Abstract

Natural hazards are recurrent events that frequently result in high death tolls and large economic losses. Because of their large impact, they have concerned the international community for a long time. In spite of the efforts, the impact of natural hazards has increased. Oftentimes, the role of natural ecosystems and the ecosystem services they provide to human societies are not considered in risk reduction programs. How relevant are ecosystems? What are the consequences of the depletion of natural ecosystems and the loss of ecosystem services provided by them? Would the alternative vision of ecological economics, in which development and economy are seen as the Whole – the ecosystem – (Daly, H.E. and Farley, J., 2004. Ecological Economics: principles and applications. Island Press, Washington, DC., 454 pp.), be helpful in reducing disaster risk? In this paper we are set to test whether a holistic approach from the perspective of ecological economics is helpful to clarify and reduce the impact of natural hazards.

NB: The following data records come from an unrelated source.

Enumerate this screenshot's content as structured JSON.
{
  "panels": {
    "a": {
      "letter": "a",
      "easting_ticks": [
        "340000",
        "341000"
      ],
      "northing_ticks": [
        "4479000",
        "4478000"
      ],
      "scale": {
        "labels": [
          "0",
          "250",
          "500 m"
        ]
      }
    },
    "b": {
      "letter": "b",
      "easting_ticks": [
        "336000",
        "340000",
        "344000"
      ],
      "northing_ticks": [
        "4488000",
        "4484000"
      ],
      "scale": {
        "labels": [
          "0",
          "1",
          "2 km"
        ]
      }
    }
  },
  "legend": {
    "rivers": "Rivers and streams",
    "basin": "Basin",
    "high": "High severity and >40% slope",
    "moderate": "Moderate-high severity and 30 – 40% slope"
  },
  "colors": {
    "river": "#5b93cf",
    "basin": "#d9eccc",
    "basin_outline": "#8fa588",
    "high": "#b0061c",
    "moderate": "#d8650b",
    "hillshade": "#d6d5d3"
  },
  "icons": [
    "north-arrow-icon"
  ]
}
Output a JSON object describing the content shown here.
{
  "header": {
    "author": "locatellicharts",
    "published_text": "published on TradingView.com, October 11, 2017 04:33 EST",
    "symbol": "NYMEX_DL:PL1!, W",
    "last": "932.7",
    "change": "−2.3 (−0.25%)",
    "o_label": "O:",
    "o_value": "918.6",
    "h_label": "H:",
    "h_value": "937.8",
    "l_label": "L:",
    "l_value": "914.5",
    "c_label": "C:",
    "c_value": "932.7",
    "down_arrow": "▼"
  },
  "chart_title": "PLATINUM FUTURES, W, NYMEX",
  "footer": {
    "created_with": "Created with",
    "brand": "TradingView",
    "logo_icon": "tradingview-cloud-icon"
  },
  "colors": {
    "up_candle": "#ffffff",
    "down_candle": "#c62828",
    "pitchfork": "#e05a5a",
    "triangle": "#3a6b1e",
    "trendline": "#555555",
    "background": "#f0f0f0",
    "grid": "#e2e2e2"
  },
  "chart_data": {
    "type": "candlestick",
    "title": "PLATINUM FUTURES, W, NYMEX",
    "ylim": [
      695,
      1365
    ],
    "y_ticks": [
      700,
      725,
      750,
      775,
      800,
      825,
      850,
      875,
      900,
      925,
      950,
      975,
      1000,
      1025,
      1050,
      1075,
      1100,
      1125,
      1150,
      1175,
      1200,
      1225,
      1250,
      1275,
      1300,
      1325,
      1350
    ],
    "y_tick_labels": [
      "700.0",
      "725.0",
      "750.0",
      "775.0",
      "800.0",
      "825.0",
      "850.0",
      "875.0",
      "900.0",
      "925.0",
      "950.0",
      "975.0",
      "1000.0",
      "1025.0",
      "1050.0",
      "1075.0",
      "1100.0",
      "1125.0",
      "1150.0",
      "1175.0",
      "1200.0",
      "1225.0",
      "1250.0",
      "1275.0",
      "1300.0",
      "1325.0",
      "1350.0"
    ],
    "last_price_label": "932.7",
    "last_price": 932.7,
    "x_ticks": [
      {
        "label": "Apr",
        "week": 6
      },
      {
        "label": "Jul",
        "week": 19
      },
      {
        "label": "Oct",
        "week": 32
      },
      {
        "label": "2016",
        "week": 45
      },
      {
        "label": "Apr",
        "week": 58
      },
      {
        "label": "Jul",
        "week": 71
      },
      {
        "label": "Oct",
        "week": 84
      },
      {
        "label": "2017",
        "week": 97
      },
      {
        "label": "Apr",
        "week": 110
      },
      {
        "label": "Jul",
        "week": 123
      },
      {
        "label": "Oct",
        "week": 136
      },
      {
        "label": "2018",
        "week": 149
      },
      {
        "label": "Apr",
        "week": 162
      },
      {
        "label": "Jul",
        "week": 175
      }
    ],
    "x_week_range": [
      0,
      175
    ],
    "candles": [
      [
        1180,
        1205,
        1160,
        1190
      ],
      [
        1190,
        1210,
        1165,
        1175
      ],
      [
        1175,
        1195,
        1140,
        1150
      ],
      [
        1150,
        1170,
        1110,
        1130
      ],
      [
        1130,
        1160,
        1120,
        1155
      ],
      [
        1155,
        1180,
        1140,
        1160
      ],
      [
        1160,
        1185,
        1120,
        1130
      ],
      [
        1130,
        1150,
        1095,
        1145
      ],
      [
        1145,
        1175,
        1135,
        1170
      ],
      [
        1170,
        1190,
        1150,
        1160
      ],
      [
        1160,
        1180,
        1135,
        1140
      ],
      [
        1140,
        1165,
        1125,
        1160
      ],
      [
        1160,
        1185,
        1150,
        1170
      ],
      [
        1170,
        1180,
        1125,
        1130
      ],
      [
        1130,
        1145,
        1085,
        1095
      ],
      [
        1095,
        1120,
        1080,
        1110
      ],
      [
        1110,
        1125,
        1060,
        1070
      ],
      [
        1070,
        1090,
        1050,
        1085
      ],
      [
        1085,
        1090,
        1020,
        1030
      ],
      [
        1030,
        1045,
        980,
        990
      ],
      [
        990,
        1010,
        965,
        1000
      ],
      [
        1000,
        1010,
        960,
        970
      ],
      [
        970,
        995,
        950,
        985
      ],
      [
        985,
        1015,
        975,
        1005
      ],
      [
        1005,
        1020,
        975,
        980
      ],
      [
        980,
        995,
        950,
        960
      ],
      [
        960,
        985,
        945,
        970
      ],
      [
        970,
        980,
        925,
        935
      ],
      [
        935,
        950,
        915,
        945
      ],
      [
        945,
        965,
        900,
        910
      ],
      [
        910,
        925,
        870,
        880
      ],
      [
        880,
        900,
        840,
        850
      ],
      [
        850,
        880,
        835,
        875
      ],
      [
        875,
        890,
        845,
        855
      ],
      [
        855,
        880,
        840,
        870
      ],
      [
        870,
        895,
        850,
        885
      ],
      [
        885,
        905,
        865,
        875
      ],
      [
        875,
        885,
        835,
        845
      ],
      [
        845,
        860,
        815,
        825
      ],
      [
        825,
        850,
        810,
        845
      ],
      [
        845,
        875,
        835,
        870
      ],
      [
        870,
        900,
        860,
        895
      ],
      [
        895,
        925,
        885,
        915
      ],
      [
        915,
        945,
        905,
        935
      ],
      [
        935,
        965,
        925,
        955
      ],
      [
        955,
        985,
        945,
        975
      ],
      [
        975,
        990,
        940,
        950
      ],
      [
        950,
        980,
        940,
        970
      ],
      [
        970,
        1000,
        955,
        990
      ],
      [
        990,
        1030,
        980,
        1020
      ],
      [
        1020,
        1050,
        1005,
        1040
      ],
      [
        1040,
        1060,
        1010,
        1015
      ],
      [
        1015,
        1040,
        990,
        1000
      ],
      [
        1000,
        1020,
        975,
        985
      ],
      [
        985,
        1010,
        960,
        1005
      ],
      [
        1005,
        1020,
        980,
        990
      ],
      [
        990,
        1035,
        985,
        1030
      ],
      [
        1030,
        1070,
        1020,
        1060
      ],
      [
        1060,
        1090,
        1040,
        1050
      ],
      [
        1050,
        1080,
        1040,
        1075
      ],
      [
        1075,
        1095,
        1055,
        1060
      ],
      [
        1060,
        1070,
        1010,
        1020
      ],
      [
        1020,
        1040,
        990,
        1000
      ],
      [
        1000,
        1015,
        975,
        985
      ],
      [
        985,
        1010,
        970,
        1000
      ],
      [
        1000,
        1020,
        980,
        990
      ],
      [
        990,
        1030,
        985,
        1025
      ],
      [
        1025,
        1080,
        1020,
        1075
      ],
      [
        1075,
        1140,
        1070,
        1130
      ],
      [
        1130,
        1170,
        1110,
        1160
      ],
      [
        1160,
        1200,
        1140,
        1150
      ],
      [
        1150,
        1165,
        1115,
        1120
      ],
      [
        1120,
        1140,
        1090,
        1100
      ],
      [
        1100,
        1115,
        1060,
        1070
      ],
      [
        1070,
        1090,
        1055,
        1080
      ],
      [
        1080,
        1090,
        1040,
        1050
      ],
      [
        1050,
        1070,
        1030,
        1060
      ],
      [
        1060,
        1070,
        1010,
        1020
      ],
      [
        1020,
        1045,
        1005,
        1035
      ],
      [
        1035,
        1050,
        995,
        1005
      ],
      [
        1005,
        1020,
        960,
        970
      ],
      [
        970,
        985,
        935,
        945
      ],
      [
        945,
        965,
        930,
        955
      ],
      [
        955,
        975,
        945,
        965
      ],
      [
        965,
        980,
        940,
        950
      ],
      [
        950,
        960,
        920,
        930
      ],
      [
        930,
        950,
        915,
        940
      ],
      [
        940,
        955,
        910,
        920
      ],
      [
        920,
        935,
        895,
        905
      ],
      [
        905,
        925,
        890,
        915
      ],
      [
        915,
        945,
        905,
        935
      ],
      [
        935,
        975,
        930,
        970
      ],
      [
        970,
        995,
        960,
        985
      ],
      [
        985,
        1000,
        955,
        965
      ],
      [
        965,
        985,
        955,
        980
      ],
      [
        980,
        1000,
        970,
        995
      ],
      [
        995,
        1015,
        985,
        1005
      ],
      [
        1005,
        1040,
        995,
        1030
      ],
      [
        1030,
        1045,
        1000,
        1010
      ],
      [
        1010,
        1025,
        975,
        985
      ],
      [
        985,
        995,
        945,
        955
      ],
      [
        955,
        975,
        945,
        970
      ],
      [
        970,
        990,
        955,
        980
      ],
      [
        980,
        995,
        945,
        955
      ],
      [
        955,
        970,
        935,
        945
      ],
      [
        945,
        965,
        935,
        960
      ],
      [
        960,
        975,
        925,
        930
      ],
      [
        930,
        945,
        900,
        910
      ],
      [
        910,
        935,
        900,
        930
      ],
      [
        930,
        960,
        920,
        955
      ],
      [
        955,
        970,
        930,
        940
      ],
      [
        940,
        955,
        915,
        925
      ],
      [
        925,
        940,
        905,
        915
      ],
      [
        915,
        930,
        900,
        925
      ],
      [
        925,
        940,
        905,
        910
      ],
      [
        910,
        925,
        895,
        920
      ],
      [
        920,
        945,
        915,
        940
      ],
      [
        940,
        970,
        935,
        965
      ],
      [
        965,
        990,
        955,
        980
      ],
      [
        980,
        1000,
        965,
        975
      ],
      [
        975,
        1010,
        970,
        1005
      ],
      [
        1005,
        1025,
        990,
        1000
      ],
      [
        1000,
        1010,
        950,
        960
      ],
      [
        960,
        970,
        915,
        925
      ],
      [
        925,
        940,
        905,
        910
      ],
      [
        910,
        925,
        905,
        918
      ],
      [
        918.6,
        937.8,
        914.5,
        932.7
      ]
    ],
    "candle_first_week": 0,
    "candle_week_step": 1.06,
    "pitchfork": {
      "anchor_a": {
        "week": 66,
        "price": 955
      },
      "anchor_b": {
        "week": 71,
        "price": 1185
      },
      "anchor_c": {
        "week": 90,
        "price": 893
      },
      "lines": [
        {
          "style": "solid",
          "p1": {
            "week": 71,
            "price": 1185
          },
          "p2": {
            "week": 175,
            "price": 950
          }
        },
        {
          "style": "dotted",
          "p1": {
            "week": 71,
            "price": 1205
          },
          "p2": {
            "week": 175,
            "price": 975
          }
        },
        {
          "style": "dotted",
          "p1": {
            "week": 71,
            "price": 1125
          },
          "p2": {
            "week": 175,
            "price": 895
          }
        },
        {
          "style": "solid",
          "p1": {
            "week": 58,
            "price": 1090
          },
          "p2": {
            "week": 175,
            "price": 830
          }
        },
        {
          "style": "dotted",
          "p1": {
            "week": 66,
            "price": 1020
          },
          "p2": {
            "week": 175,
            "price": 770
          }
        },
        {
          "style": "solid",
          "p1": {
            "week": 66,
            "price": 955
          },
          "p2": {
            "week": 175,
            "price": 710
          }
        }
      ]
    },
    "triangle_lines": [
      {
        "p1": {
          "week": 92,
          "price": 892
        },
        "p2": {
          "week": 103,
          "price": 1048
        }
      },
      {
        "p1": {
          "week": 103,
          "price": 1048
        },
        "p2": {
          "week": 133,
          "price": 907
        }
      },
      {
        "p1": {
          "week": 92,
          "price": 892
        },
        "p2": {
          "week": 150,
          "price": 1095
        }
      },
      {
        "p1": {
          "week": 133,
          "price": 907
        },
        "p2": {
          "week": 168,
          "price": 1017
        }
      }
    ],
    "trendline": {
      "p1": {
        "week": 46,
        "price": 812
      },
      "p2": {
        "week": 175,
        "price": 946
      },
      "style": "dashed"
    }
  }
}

We focused on hurricanes because they are the most frequently reported events of all natural disasters (Hewitt, K., 1997. Regions of Risk. Longman, Edinburgh Gate, 389 pp.). We analyze the relationship between the components of Human, Built, Social and Natural capitals with the damage caused by hurricanes in terms of mortality rate. We then generate a conceptual model to help envision the complexity of the system. A stepwise (back and forth steps) linear regression analysis revealed that mortality rate was significantly and positively affected by hurricane frequency ( P < 0.01) while area covered by semi-altered ecosystems (a mosaic of natural and human-altered ecosystems) ( P < 0.01) and GDP ( P < 0.05) negatively affected mortality rate ( R 2 = 0.81). The proportion of natural/altered ecosystems yielding the best protection results needs to be determined yet. Natural capital alone does not decrease number of deaths. Rather, its complex interactions with the other capitals and the many feedback loops that are involved need to be considered to achieve effective disaster risk reduction. No single capital is enough to reduce the impact and intensity of natural hazard. A balance between Human, Built, Social and Natural capitals and an increasing awareness of the consequences of different development decisions, will help human societies to live with rather than cope with coastal hazards.